What stocks to buy: 15 points to look for


“What are the matters about which the investor should learn if he is to obtain the type of investment which in a few years might show a gain of several hundred per cent, or over a longer period of time might show a correspondingly greater increase?

” In other words, what attributes should a company have to give it the greatest likelihood of attaining this kind of results for its shareholders?”

Common Sense And Uncommon Profits by Philip A. Fisher, in answering these questions, gives the fifteen points to look for in a common stock:

1. Does the company have products or services with sufficient market potential to make possible a sizable increase in sales for at least several years?

Companies which decade by decade have consistently shown spectacular growth might be divided into two groups:  “fortunate and able” and “fortunate because they are able”.  A high order of management ability is a must for both groups as no company grows for a long period of years just because it is lucky.

An example of the “fortunate and able” group is The Aluminium Company of America, says Philip Fisher.  The founders of this company were men with great vision. They correctly foresaw important commercial uses for their new product. However, neither they nor anyone else at that time could foresee anything like the future size of the market for aluminium products that was to develop over the next seventy years.
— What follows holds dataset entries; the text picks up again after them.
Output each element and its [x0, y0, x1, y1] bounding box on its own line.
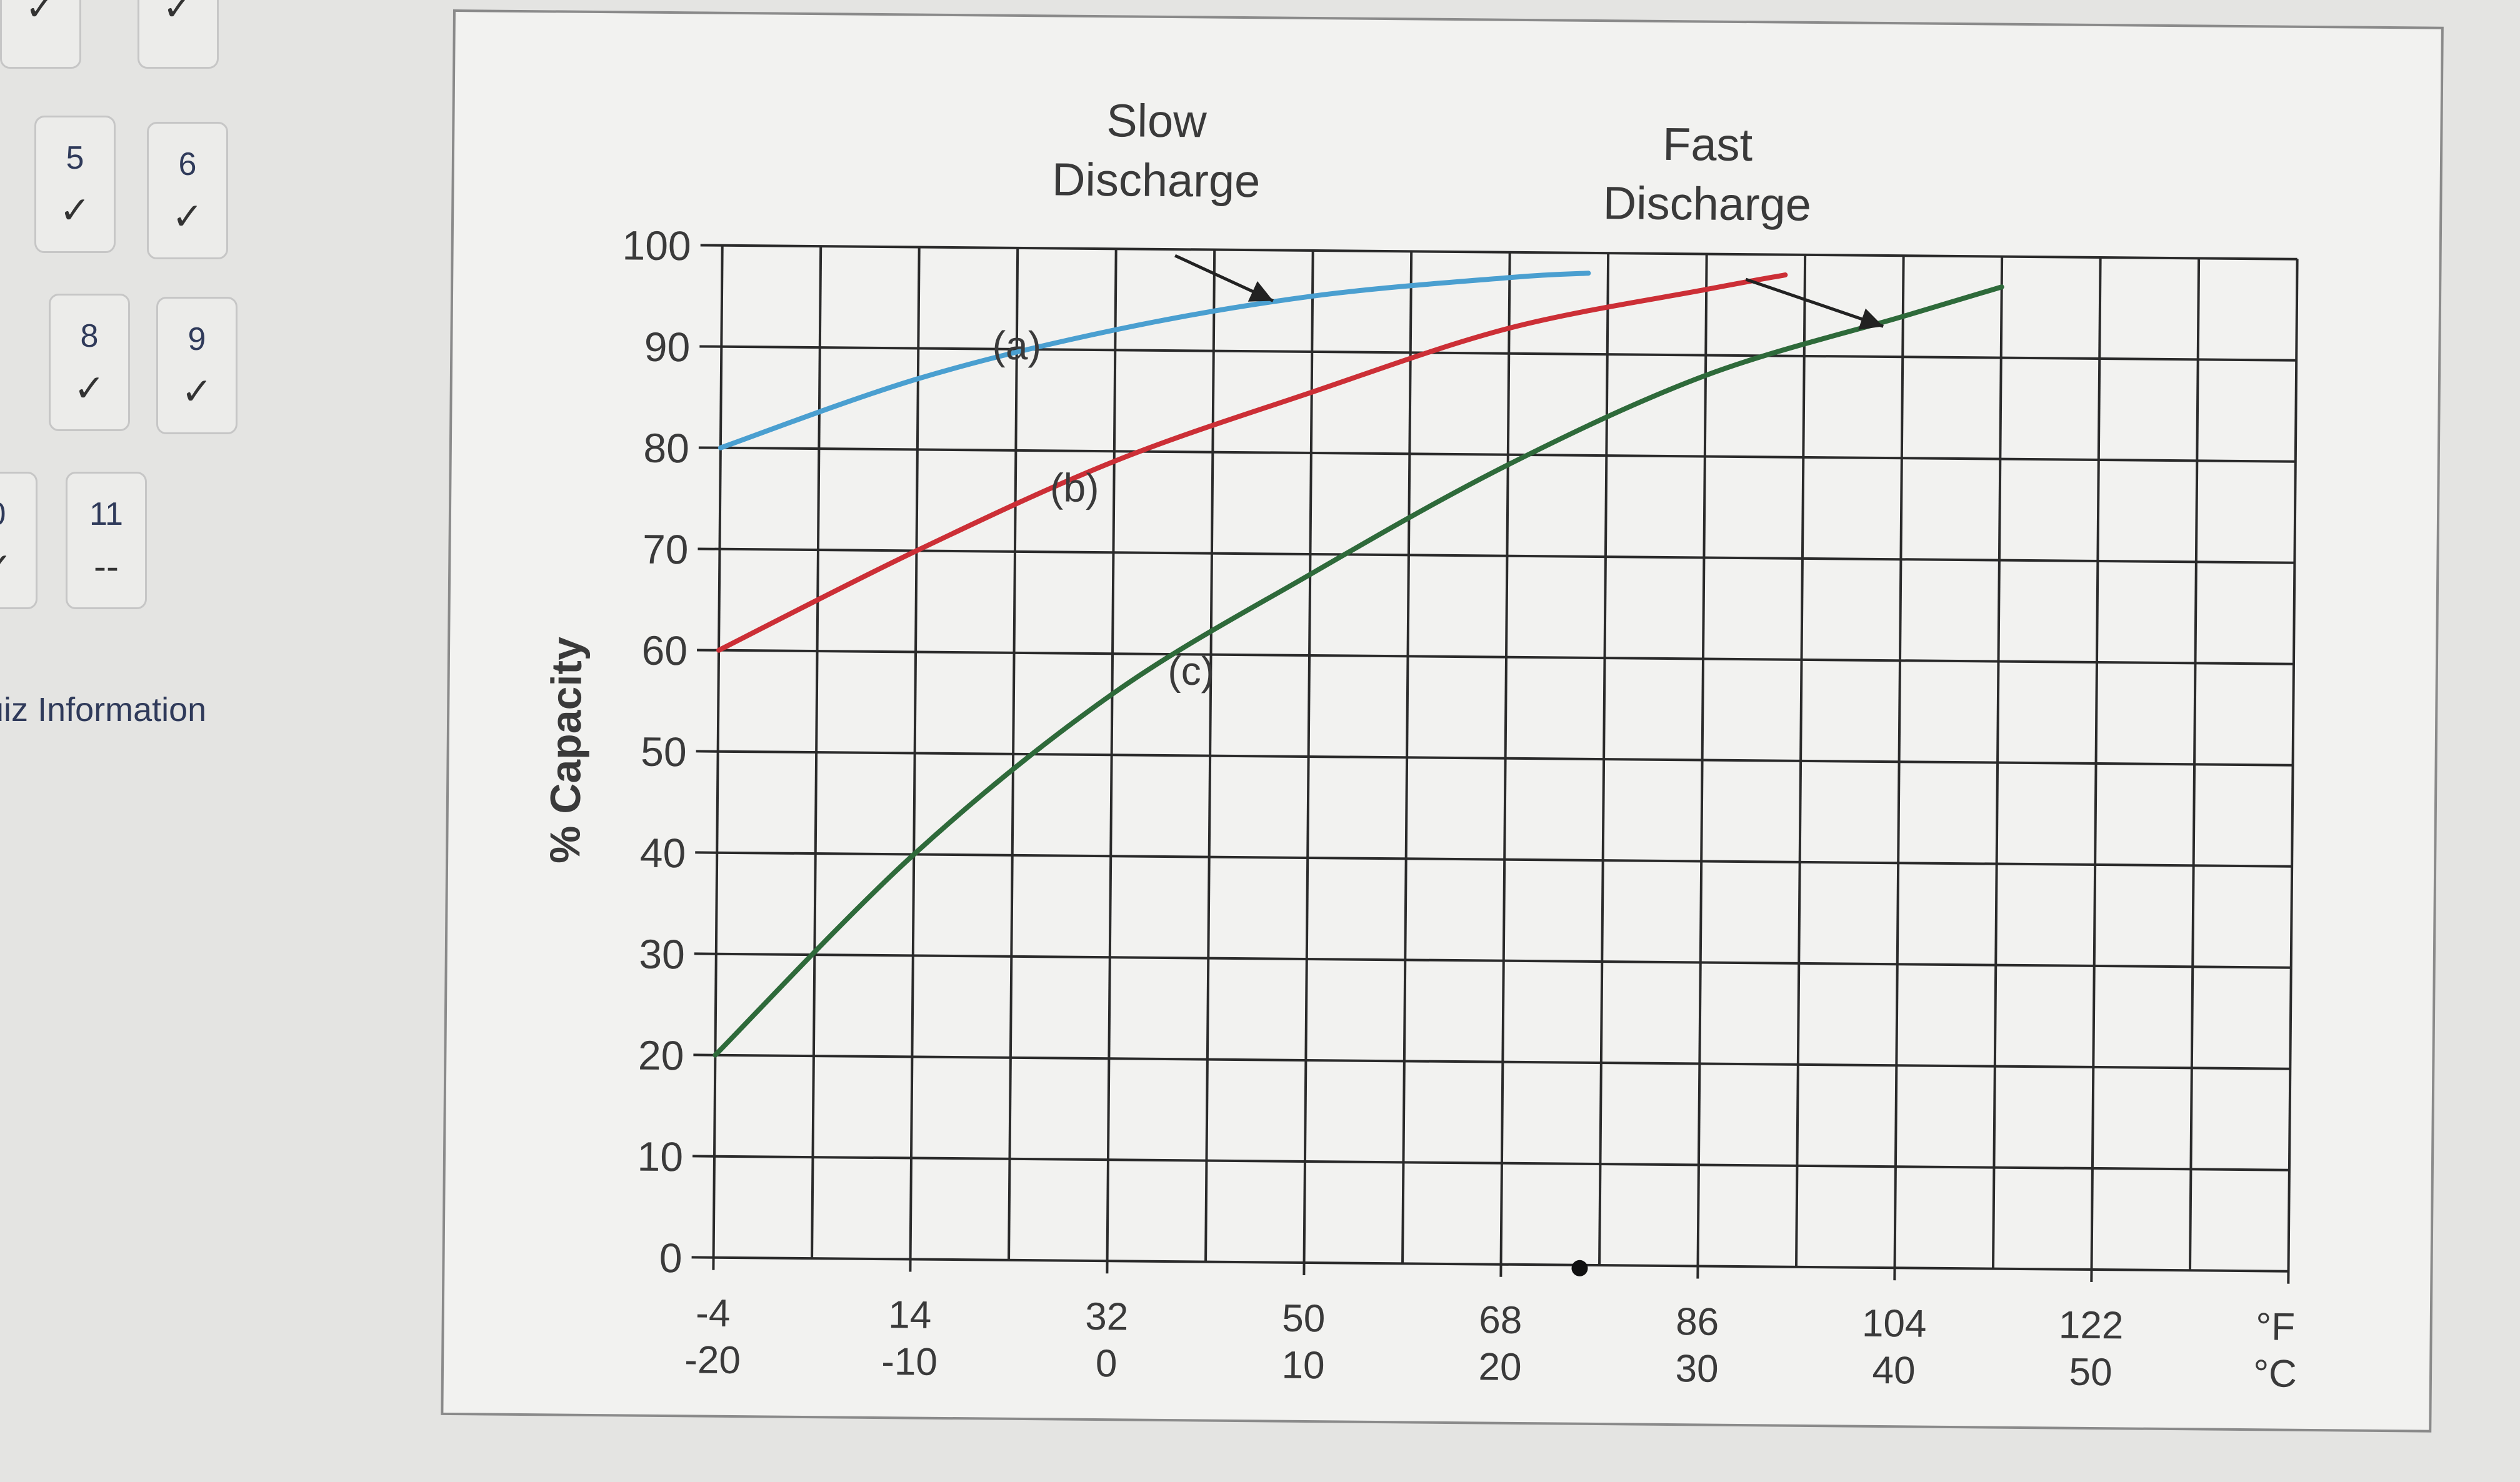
quiz-information-link[interactable]: uiz Information: [0, 691, 207, 729]
question-tile[interactable]: 5 ✓: [34, 116, 116, 253]
y-tick-label: 100: [622, 222, 691, 269]
annotation-arrow: [1745, 277, 1884, 328]
gridline-x: [1204, 249, 1216, 1262]
y-tick-label: 80: [643, 425, 689, 472]
x-tick-label-celsius: -20: [684, 1338, 741, 1382]
gridline-y: [698, 547, 2295, 564]
annotation-text-line2: Discharge: [1052, 153, 1261, 207]
question-tile[interactable]: 6 ✓: [147, 122, 228, 259]
gridline-x: [1008, 247, 1019, 1260]
answered-check-icon: ✓: [59, 189, 91, 231]
x-tick-label-celsius: 20: [1478, 1345, 1522, 1389]
gridline-y: [697, 649, 2294, 665]
gridline-y: [696, 750, 2293, 767]
y-tick-label: 0: [659, 1235, 682, 1281]
series-label-b: (b): [1050, 465, 1099, 510]
question-tile[interactable]: ✓: [138, 0, 219, 69]
question-tile[interactable]: 9 ✓: [156, 297, 238, 434]
x-tick-label-celsius: 40: [1872, 1349, 1916, 1393]
series-label-a: (a): [992, 323, 1041, 369]
annotation-text-line2: Discharge: [1602, 177, 1811, 231]
answered-check-icon: ✓: [162, 0, 194, 28]
question-number: 9: [188, 321, 206, 357]
gridline-x: [1992, 256, 2004, 1269]
x-tick-label-celsius: 50: [2069, 1351, 2112, 1395]
x-unit-celsius: °C: [2253, 1352, 2297, 1396]
capacity-temperature-chart: 0102030405060708090100-4-2014-1032050106…: [541, 94, 2299, 1396]
y-tick-label: 40: [639, 830, 686, 877]
x-tick-label-fahrenheit: 14: [888, 1293, 932, 1337]
answered-check-icon: ✓: [73, 367, 106, 409]
annotation-arrowhead: [1858, 308, 1884, 330]
gridline-x: [1106, 249, 1118, 1274]
chart-frame: 0 10 20 30 40 50 60 70 80 90 100 -4 -20 14 -10 32 0 50 10 6…: [441, 9, 2444, 1433]
gridline-x: [712, 245, 724, 1270]
annotation-arrowhead: [1248, 281, 1273, 302]
x-tick-label-fahrenheit: 86: [1676, 1300, 1719, 1344]
y-tick-label: 30: [639, 931, 685, 978]
gridline-y: [694, 952, 2291, 969]
question-sidebar: ✓ ✓ 5 ✓ 6 ✓ 8 ✓ 9 ✓ 0 ✓ 11 -- uiz Inform…: [0, 0, 350, 1482]
x-tick-label-fahrenheit: 104: [1862, 1302, 1927, 1346]
gridline-x: [1795, 254, 1807, 1267]
y-tick-label: 90: [644, 324, 691, 370]
answered-check-icon: ✓: [0, 548, 12, 585]
x-tick-label-celsius: 10: [1281, 1344, 1325, 1388]
x-tick-label-fahrenheit: 122: [2059, 1304, 2124, 1348]
x-tick-label-fahrenheit: -4: [696, 1291, 731, 1335]
gridline-x: [1893, 256, 1905, 1281]
annotation-text-line1: Fast: [1662, 118, 1753, 171]
gridline-x: [2188, 258, 2201, 1271]
series-label-c: (c): [1168, 649, 1214, 694]
x-unit-fahrenheit: °F: [2256, 1305, 2295, 1349]
x-tick-label-fahrenheit: 32: [1085, 1295, 1129, 1339]
gridline-x: [1696, 254, 1708, 1279]
x-tick-label-celsius: -10: [881, 1340, 938, 1384]
question-tile[interactable]: ✓: [0, 0, 81, 69]
answered-check-icon: ✓: [181, 370, 213, 412]
gridline-y: [692, 1155, 2289, 1171]
x-tick-label-fahrenheit: 68: [1479, 1298, 1522, 1342]
x-tick-label-fahrenheit: 50: [1282, 1297, 1326, 1341]
x-tick-label-celsius: 30: [1675, 1347, 1719, 1391]
y-tick-label: 70: [642, 526, 689, 573]
answered-check-icon: ✓: [24, 0, 57, 28]
annotation-text-line1: Slow: [1106, 94, 1208, 147]
question-number: 5: [66, 140, 84, 176]
gridline-x: [2287, 259, 2299, 1284]
answered-check-icon: ✓: [171, 196, 204, 237]
axis-marker-dot: [1571, 1260, 1588, 1276]
gridline-x: [1598, 253, 1610, 1266]
gridline-y: [693, 1053, 2291, 1070]
series-line-b: [716, 272, 1788, 653]
y-tick-label: 10: [637, 1133, 683, 1180]
question-number: 6: [178, 146, 197, 182]
question-tile[interactable]: 0 ✓: [0, 472, 38, 609]
question-number: 0: [0, 495, 6, 533]
gridline-x: [2090, 257, 2102, 1282]
gridline-x: [1499, 252, 1511, 1277]
y-tick-label: 20: [638, 1032, 684, 1079]
gridline-y: [699, 345, 2297, 362]
gridline-x: [1302, 251, 1314, 1275]
y-axis-label: % Capacity: [541, 637, 591, 864]
question-tile[interactable]: 11 --: [66, 472, 147, 609]
unanswered-dash-icon: --: [94, 545, 119, 587]
gridline-x: [909, 247, 921, 1272]
gridline-y: [698, 446, 2296, 463]
question-number: 8: [80, 318, 99, 354]
series-line-c: [712, 284, 2004, 1058]
series-line-a: [718, 271, 1591, 450]
gridline-y: [691, 1256, 2289, 1273]
gridline-x: [1401, 251, 1413, 1264]
gridline-x: [811, 246, 822, 1259]
y-tick-label: 60: [641, 627, 688, 674]
question-number: 11: [89, 496, 123, 532]
x-tick-label-celsius: 0: [1096, 1342, 1118, 1385]
question-tile[interactable]: 8 ✓: [49, 294, 130, 431]
y-tick-label: 50: [641, 729, 687, 775]
gridline-y: [695, 851, 2292, 868]
gridline-y: [700, 244, 2298, 261]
Du Pont is an example of the other group of growth stocks – the “fortunate because they are able” group –  says Philip Fisher.
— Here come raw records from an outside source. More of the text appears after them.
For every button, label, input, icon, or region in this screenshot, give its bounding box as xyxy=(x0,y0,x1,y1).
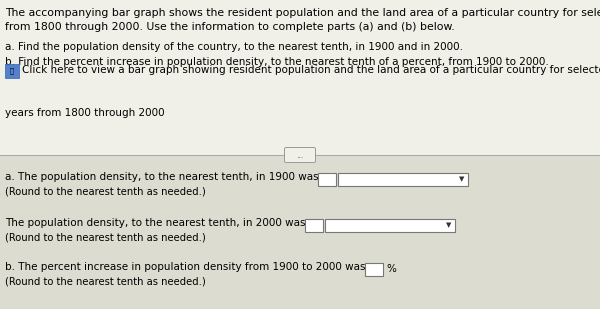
Bar xyxy=(365,263,383,276)
Text: ▼: ▼ xyxy=(446,222,452,228)
Text: 🏔: 🏔 xyxy=(10,68,14,74)
Text: b. The percent increase in population density from 1900 to 2000 was: b. The percent increase in population de… xyxy=(5,262,365,272)
Text: %: % xyxy=(386,265,396,274)
Text: (Round to the nearest tenth as needed.): (Round to the nearest tenth as needed.) xyxy=(5,187,206,197)
Bar xyxy=(325,219,455,232)
Text: Click here to view a bar graph showing resident population and the land area of : Click here to view a bar graph showing r… xyxy=(22,65,600,75)
Bar xyxy=(5,64,19,78)
Text: ▼: ▼ xyxy=(460,176,464,183)
Text: b. Find the percent increase in population density, to the nearest tenth of a pe: b. Find the percent increase in populati… xyxy=(5,57,549,67)
Bar xyxy=(318,173,336,186)
Bar xyxy=(338,173,468,186)
Text: a. The population density, to the nearest tenth, in 1900 was: a. The population density, to the neares… xyxy=(5,172,319,182)
Bar xyxy=(305,219,323,232)
Bar xyxy=(0,0,600,155)
Text: The population density, to the nearest tenth, in 2000 was: The population density, to the nearest t… xyxy=(5,218,305,228)
Bar xyxy=(0,155,600,309)
Text: The accompanying bar graph shows the resident population and the land area of a : The accompanying bar graph shows the res… xyxy=(5,8,600,18)
FancyBboxPatch shape xyxy=(284,147,316,163)
Text: (Round to the nearest tenth as needed.): (Round to the nearest tenth as needed.) xyxy=(5,277,206,287)
Text: years from 1800 through 2000: years from 1800 through 2000 xyxy=(5,108,164,118)
Text: (Round to the nearest tenth as needed.): (Round to the nearest tenth as needed.) xyxy=(5,233,206,243)
Text: from 1800 through 2000. Use the information to complete parts (a) and (b) below.: from 1800 through 2000. Use the informat… xyxy=(5,22,455,32)
Text: ...: ... xyxy=(296,150,304,159)
Text: a. Find the population density of the country, to the nearest tenth, in 1900 and: a. Find the population density of the co… xyxy=(5,42,463,52)
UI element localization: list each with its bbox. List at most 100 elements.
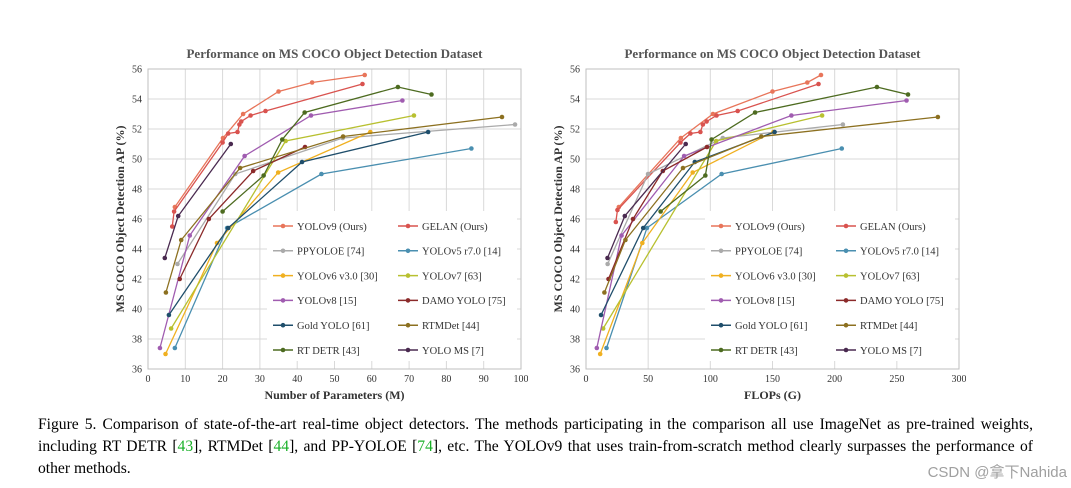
data-point-yolov6-v3-0-30 xyxy=(597,351,603,357)
legend-label: PPYOLOE [74] xyxy=(297,247,364,258)
legend-label: RT DETR [43] xyxy=(297,346,360,357)
data-point-gelan-ours xyxy=(360,81,365,87)
x-tick-label: 10 xyxy=(180,374,190,385)
data-point-ppyoloe-74 xyxy=(840,122,846,127)
y-tick-label: 36 xyxy=(132,365,142,376)
legend-label: YOLOv5 r7.0 [14] xyxy=(860,247,939,258)
data-point-yolo-ms-7 xyxy=(622,213,628,219)
data-point-yolov8-15 xyxy=(681,153,687,159)
legend-label: GELAN (Ours) xyxy=(860,222,926,233)
data-point-rt-detr-43 xyxy=(302,110,307,115)
legend-label: YOLO MS [7] xyxy=(860,346,922,357)
x-tick-label: 100 xyxy=(514,374,529,385)
data-point-rt-detr-43 xyxy=(261,173,266,178)
data-point-rtmdet-44 xyxy=(178,237,184,243)
data-point-gold-yolo-61 xyxy=(166,312,172,318)
plot-area-border xyxy=(147,68,522,370)
data-point-gelan-ours xyxy=(238,119,244,124)
data-point-yolo-ms-7 xyxy=(605,255,610,261)
data-point-rt-detr-43 xyxy=(395,84,401,90)
data-point-gelan-ours xyxy=(816,81,821,87)
data-point-yolov5-r7-0-14 xyxy=(604,345,609,351)
data-point-yolov9-ours xyxy=(818,72,824,78)
legend-label: RTMDet [44] xyxy=(422,321,479,332)
legend-marker-yolov5-r7-0-14 xyxy=(405,248,411,254)
y-tick-label: 54 xyxy=(570,95,580,106)
x-tick-label: 0 xyxy=(146,374,151,385)
watermark: CSDN @拿下Nahida xyxy=(927,464,1067,481)
data-point-yolov7-63 xyxy=(411,113,417,118)
legend-label: DAMO YOLO [75] xyxy=(860,296,944,307)
y-tick-label: 44 xyxy=(570,245,580,256)
figure-caption: Figure 5. Comparison of state-of-the-art… xyxy=(38,414,1033,480)
series-line-yolov9-ours xyxy=(618,74,822,208)
legend-label: YOLOv9 (Ours) xyxy=(297,222,367,233)
legend-marker-yolov9-ours xyxy=(718,223,724,229)
series-line-damo-yolo-75 xyxy=(179,146,306,280)
y-tick-label: 56 xyxy=(132,65,142,76)
data-point-damo-yolo-75 xyxy=(250,168,256,174)
x-tick-label: 90 xyxy=(479,374,489,385)
data-point-yolov8-15 xyxy=(157,345,163,351)
data-point-yolov9-ours xyxy=(309,80,315,85)
data-point-yolov5-r7-0-14 xyxy=(469,146,474,151)
x-tick-label: 30 xyxy=(255,374,265,385)
data-point-yolov8-15 xyxy=(187,233,193,238)
data-point-yolov5-r7-0-14 xyxy=(172,345,178,351)
data-point-rtmdet-44 xyxy=(163,290,169,295)
data-point-rt-detr-43 xyxy=(874,84,880,90)
data-point-yolov9-ours xyxy=(276,89,281,94)
data-point-yolov5-r7-0-14 xyxy=(839,146,845,151)
data-point-yolov8-15 xyxy=(904,98,909,103)
caption-text-2: ], RTMDet [ xyxy=(193,438,274,455)
legend-marker-damo-yolo-75 xyxy=(405,298,411,303)
data-point-damo-yolo-75 xyxy=(704,144,710,150)
data-point-rt-detr-43 xyxy=(709,137,714,142)
data-point-gelan-ours xyxy=(613,219,619,225)
legend-label: YOLOv7 [63] xyxy=(422,271,482,282)
y-tick-label: 46 xyxy=(132,215,142,226)
data-point-yolov9-ours xyxy=(805,80,810,85)
data-point-yolov9-ours xyxy=(678,135,684,141)
data-point-yolov8-15 xyxy=(400,98,405,103)
data-point-damo-yolo-75 xyxy=(630,216,636,222)
caption-ref-74[interactable]: 74 xyxy=(417,438,433,455)
params-chart: Performance on MS COCO Object Detection … xyxy=(113,46,529,402)
legend-label: YOLOv9 (Ours) xyxy=(735,222,805,233)
data-point-rtmdet-44 xyxy=(602,290,607,295)
data-point-rt-detr-43 xyxy=(752,110,758,115)
data-point-gelan-ours xyxy=(688,131,693,136)
data-point-yolov9-ours xyxy=(770,89,775,94)
legend: YOLOv9 (Ours) GELAN (Ours) PPYOLOE [74] YOL… xyxy=(267,211,517,361)
legend-marker-yolo-ms-7 xyxy=(405,347,411,353)
legend-label: YOLO MS [7] xyxy=(422,346,484,357)
x-tick-label: 70 xyxy=(404,374,414,385)
data-point-gold-yolo-61 xyxy=(598,312,604,318)
x-tick-label: 50 xyxy=(643,374,653,385)
x-tick-label: 0 xyxy=(584,374,589,385)
data-point-yolo-ms-7 xyxy=(162,255,168,261)
caption-ref-43[interactable]: 43 xyxy=(177,438,194,455)
data-point-rtmdet-44 xyxy=(340,134,346,139)
data-point-gelan-ours xyxy=(248,113,253,118)
data-point-rtmdet-44 xyxy=(237,165,243,171)
y-tick-label: 50 xyxy=(132,155,142,166)
legend-marker-yolov7-63 xyxy=(405,273,411,278)
series-line-yolov6-v3-0-30 xyxy=(164,131,371,355)
legend-marker-yolov8-15 xyxy=(718,298,724,303)
caption-ref-44[interactable]: 44 xyxy=(273,438,290,455)
legend-marker-ppyoloe-74 xyxy=(280,248,286,254)
legend-marker-yolov9-ours xyxy=(280,223,286,229)
y-tick-label: 52 xyxy=(132,125,142,136)
series-group xyxy=(157,72,518,357)
y-tick-label: 44 xyxy=(132,245,142,256)
y-tick-label: 40 xyxy=(132,305,142,316)
legend-label: PPYOLOE [74] xyxy=(735,247,802,258)
legend-marker-yolov7-63 xyxy=(843,273,849,278)
data-point-yolo-ms-7 xyxy=(683,141,689,147)
legend-label: YOLOv5 r7.0 [14] xyxy=(422,247,501,258)
data-point-yolov9-ours xyxy=(240,111,246,117)
plot-area-border xyxy=(585,68,960,370)
series-line-gelan-ours xyxy=(615,83,819,223)
legend-marker-damo-yolo-75 xyxy=(843,298,849,303)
This company was not originally in the business of making nylon,  cellophane, Lucite, neoprene, orlon, milar or any of the many other glamorous products with which it is frequently associated  in the public mind and which have proven so spectacularly profitable to the investor.

“Applying the skills and knowledge learned in its original powder business, the company has successfully launched product after product to make one of the great success stories of American stories,” says Common Stocks And Uncommon Profits.

 

2. Does the management have a determination to continue to develop products or processes that will still further increase total sales potentials when the growth potentials of currently attractive product lines have largely been exploited?

The investor usually obtains the best results in companies whose engineering or research is to a considerable extent devoted to products having some business relationship to those already within the scope of company activities, says Philip Fisher. “This does not mean that a desirable company may not have a number of divisions, some of which have product lines quite different from others.”

3. How effective are the company’s research and development (R&D) efforts in relation to its size?

4. Does the company have an above-average sales organization?

5. Does the company have a worthwhile profit margin?

6. What is the company doing to maintain or improve profit margins?

7. Does the company have outstanding labor and personnel relations?

8. Does the company have outstanding executive relations?

9. Does the company have depth to its management?

10. How good are the company’s cost analysis and accounting controls? .

11. Are there other aspects of the business, somewhat peculiar to the industry involved, which will give the investor important clues as to how outstanding the company may be in relation to its competition?

12. Does the company have a short-range or long-range outlook in regard to profits?

13. In the foreseeable future will the growth of the company require sufficient equity financing so that the larger number of shares then outstanding will largely cancel the existing stockholders’ benefit from this anticipated growth?

14. Does management talk freely to investors about its affairs when things are going well but “clam up” when troubles and disappointments occur?

15. Does the company have a management of unquestionable integrity?